Behind the progress which has here been briefly pointed out, lies the work of many men. But we have seen that they all have one thing in common. A “red thread” connects them – the glowing filament.

As early as 1737, a French scientist, Du Fay by name, found out that air in proximity to a glowing body is a conductor of electricity. Valuable researches concerning the character of this conductivity was made by Elster and Geitel, two German scientists. Their investigations were continued by Mr. J.J. Thomson, the Grand Old Man of English Physics of today. By these researches they have found it probable that the conductivity of air in proximity to a glowing metal depends on electrons in the air, which have been made free in some way or another. So far had the researches advanced when Mr. O. W. Richardson appeared and devoted himself to it. He began by laying down a theory for the phenomenon. According to this theory the phenomenon is bound up with the electrical conductivity of metals. The latter depends on the fact that there are free electrons in a metal. At higher temperatures these cannot, according to Mr. Richardson, be retained by the body but they are emitted according to a fixed law. But a theory alone does not give any knowledge of reality. That can be obtained only by means of experimental research. So Mr. Richardson proceeded to do this. The point was to find out if the theory was really right. The strenuous work of twelve years was necessary to settle this question. So hard was the struggle that even so late as in the twelfth year, there was a time when it was uncertain whether Mr. Richardson’s theory was not completely wrong, and if the origin of the phenomenon was not quite different, being, for instance, chemical reactions between the metal and impurities in it. But in the end, Mr. Richardson’s theory proved to be correct in all essential points. The most important fact was that Mr. Richardson’s opinion about the thermion-phenomenon with fixed laws was totally confirmed. Through this fact a solid basis was obtained for the practical application of the phenomenon. Mr. Richardson’s work has been the starting-point and the prop of the technical activity which has ]ed to the progress of which I have just spoken.

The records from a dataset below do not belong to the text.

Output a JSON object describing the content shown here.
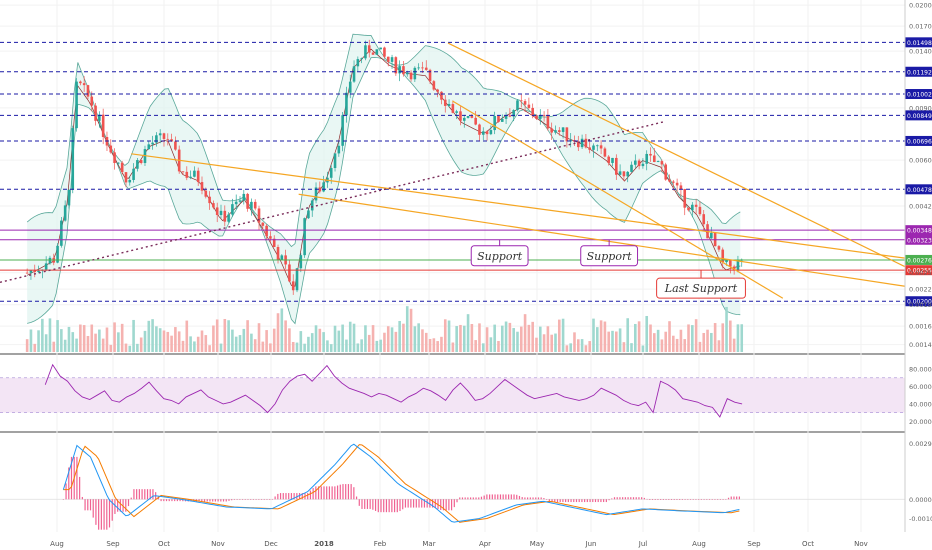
{
  "chart_data": {
    "type": "candlestick",
    "title": "",
    "panels": [
      "price",
      "rsi",
      "macd"
    ],
    "x_ticks": [
      "Aug",
      "Sep",
      "Oct",
      "Nov",
      "Dec",
      "2018",
      "Feb",
      "Mar",
      "Apr",
      "May",
      "Jun",
      "Jul",
      "Aug",
      "Sep",
      "Oct",
      "Nov"
    ],
    "price_axis": {
      "scale": "log",
      "range": [
        0.00135,
        0.0205
      ],
      "ticks": [
        "0.020000",
        "0.017000",
        "0.014000",
        "0.009000",
        "0.006000",
        "0.004200",
        "0.002500",
        "0.002200",
        "0.001950",
        "0.001650",
        "0.001430"
      ],
      "tick_values": [
        0.02,
        0.017,
        0.014,
        0.009,
        0.006,
        0.0042,
        0.0025,
        0.0022,
        0.00195,
        0.00165,
        0.00143
      ]
    },
    "price_levels": [
      {
        "label": "0.014984",
        "value": 0.014984,
        "color": "#1a1aa6",
        "style": "dashed"
      },
      {
        "label": "0.011921",
        "value": 0.011921,
        "color": "#1a1aa6",
        "style": "dashed"
      },
      {
        "label": "0.010026",
        "value": 0.010026,
        "color": "#1a1aa6",
        "style": "dashed"
      },
      {
        "label": "0.008494",
        "value": 0.008494,
        "color": "#1a1aa6",
        "style": "dashed"
      },
      {
        "label": "0.006962",
        "value": 0.006962,
        "color": "#1a1aa6",
        "style": "dashed"
      },
      {
        "label": "0.004781",
        "value": 0.004781,
        "color": "#1a1aa6",
        "style": "dashed"
      },
      {
        "label": "0.003480",
        "value": 0.00348,
        "color": "#9c27b0",
        "style": "solid"
      },
      {
        "label": "0.003230",
        "value": 0.00323,
        "color": "#9c27b0",
        "style": "solid"
      },
      {
        "label": "0.002761",
        "value": 0.002761,
        "color": "#4caf50",
        "style": "solid"
      },
      {
        "label": "0.002550",
        "value": 0.00255,
        "color": "#e53935",
        "style": "solid"
      },
      {
        "label": "0.002003",
        "value": 0.002003,
        "color": "#1a1aa6",
        "style": "dashed"
      }
    ],
    "annotations": [
      {
        "text": "Support",
        "color": "#9c27b0",
        "x_frac": 0.587,
        "value": 0.00323
      },
      {
        "text": "Support",
        "color": "#9c27b0",
        "x_frac": 0.708,
        "value": 0.00323
      },
      {
        "text": "Last Support",
        "color": "#e53935",
        "x_frac": 0.825,
        "value": 0.00255
      }
    ],
    "trendlines": [
      {
        "name": "descending-resistance-1",
        "color": "#f5a623",
        "from": {
          "x_frac": 0.495,
          "value": 0.0149
        },
        "to": {
          "x_frac": 1.0,
          "value": 0.00262
        }
      },
      {
        "name": "descending-channel-lower",
        "color": "#f5a623",
        "from": {
          "x_frac": 0.5,
          "value": 0.0095
        },
        "to": {
          "x_frac": 0.865,
          "value": 0.00205
        }
      },
      {
        "name": "long-descending",
        "color": "#f5a623",
        "from": {
          "x_frac": 0.145,
          "value": 0.0063
        },
        "to": {
          "x_frac": 1.0,
          "value": 0.0028
        }
      },
      {
        "name": "long-descending-2",
        "color": "#f5a623",
        "from": {
          "x_frac": 0.33,
          "value": 0.0046
        },
        "to": {
          "x_frac": 1.0,
          "value": 0.00225
        }
      },
      {
        "name": "rising-dotted",
        "color": "#7b2d5a",
        "from": {
          "x_frac": 0.0,
          "value": 0.00232
        },
        "to": {
          "x_frac": 0.735,
          "value": 0.0081
        }
      }
    ],
    "rsi": {
      "ticks": [
        "80.0000",
        "60.0000",
        "40.0000",
        "20.0000"
      ],
      "tick_values": [
        80,
        60,
        40,
        20
      ],
      "band": [
        30,
        70
      ],
      "range": [
        10,
        95
      ],
      "color": "#9c27b0",
      "values": [
        62,
        85,
        72,
        66,
        55,
        48,
        45,
        50,
        55,
        44,
        42,
        48,
        52,
        58,
        65,
        55,
        46,
        44,
        40,
        48,
        52,
        56,
        48,
        44,
        40,
        42,
        46,
        50,
        44,
        38,
        30,
        40,
        56,
        66,
        72,
        74,
        66,
        75,
        84,
        72,
        64,
        58,
        55,
        52,
        48,
        52,
        50,
        46,
        42,
        48,
        52,
        58,
        55,
        50,
        44,
        56,
        64,
        55,
        44,
        46,
        52,
        60,
        68,
        62,
        56,
        50,
        46,
        48,
        50,
        52,
        48,
        46,
        44,
        46,
        50,
        58,
        54,
        50,
        44,
        40,
        38,
        42,
        30,
        66,
        62,
        56,
        46,
        44,
        42,
        38,
        36,
        25,
        46,
        42,
        40
      ]
    },
    "macd": {
      "ticks": [
        "0.0029",
        "0.0000",
        "-0.0010"
      ],
      "tick_values": [
        0.0029,
        0.0,
        -0.001
      ],
      "range": [
        -0.0016,
        0.0034
      ],
      "macd_color": "#2196f3",
      "signal_color": "#f57c00",
      "hist_pos_color": "#e91e63",
      "hist_neg_color": "#e91e63"
    }
  }
}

Professor Richardson. You are a happy man. You possess the very thing that gives life its chief value. You can devote yourself with all your strength to the activity that you love. We constantly see the results of this activity come to light. Besides this, you are fortunate enough to see the harvest ripen to the benefit of mankind in the fields you tilled in your youth. For one who is so rich it is but a little thing to receive the greatest prize which the Royal Academy of Sciences has at its disposal as a reward for a scientific discovery. I ask you, however, to receive from our King’s hand the Nobel Prize for Physics for the year 1928.

From Nobel Lectures, Physics 1922-1941, Elsevier Publishing Company, Amsterdam, 1965


* The Nobel Prize in Physics 1928 was announced on November 12, 1929.